RALEIGH, N.C. (WNCN) — One of the most challenging seasons for all sports, especially college basketball, has come to an end following Baylor’s dominating 86-70 victory over Gonzaga in the national championship game.
In the Triangle, though, Duke missed the NCAA Tournament, North Carolina was bounced early, N.C. State was too — in the National Invitational Tournament, and N.C. Central had its struggles as well.
And with the NCAA’s new rule allowing transfers to play immediately, incoming freshmen making late decisions, and others departing for the NBA across the entire college landscape, rosters will change every day up until the 2021-22 season tips off — and that’s the fun part.
Let’s take a very early look at how the Triangle’s four men’s Division I hoops teams are shaping up for next season starting with North Carolina:
New coach, same expectations
The North Carolina Tar Heels could have pulled off one of the biggest April Fool’s jokes ever when longtime head coach Roy Williams announced his retirement on April 1.
For the first 10 minutes or so after the news dropped, it was literally unbelievable.
Less than a week after the news, the Tar Heels have a new coach — Hubert Davis, a former Tar Heel guard turned TV analyst turned assistant coach. And after all the pomp and circumstance of Davis being introduced is over, it will be time to get to work.
Davis will face a bit of an uphill battle going into next season. Breakout big man Day’ron Sharpe has put his name into the NBA Draft, fellow freshman big man Walker Kessler entered the transfer portal and senior Garrison Brooks has one more chance at it due to the NCAA’s new rule granting an extra year to seniors due to the pandemic, but his status remains up in the air.
What we do know now is that Carolina will likely be led by rising junior forward Armando Bacot and may get freshman guards Caleb Love and R.J. Davis back, as well as sharpshooter Kerwin Walton. Junior forward Rechon “Leaky” Black is also poised to come back for his senior season, pending a surprise transfer/going pro decision.
Other contributors such as guards Anthony Harris and Donovan “Puff” Johnson will likely return as well.
Recruiting wise, the Tar Heels are holding on to two four-star in-state prospects who both seem to be unbothered by the coaching change and are likely to don the Carolina blue and white.

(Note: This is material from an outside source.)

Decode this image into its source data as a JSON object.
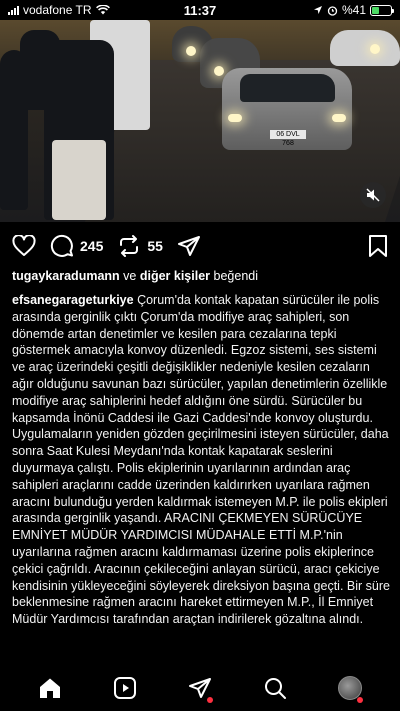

If Kinston native Dontrez Styles is anything like previous recruits out of the small, basketball-rich city, then his career in Chapel Hill will be one to keep an eye on. Fayetteville native D’Marco Dunn fits the bill of the versatile wing player that UNC has kept in its lineup for the last few seasons to score, distribute and defend (think J.P. Tokoto, Theo Pinson, Leaky Black).
So what will Davis change in year one? Will he turn away from Williams’ offensive philosophy and inject his own flavor? Will he refocus recruiting efforts and zero in on other types of players that may have ramifications on future recruiting classes?
One thing is true, though: Tar Heels fans were spoiled over the last 18 seasons to the tune of three national championships and five Final Four appearances — the most during that span — and won’t expect anything less from Davis.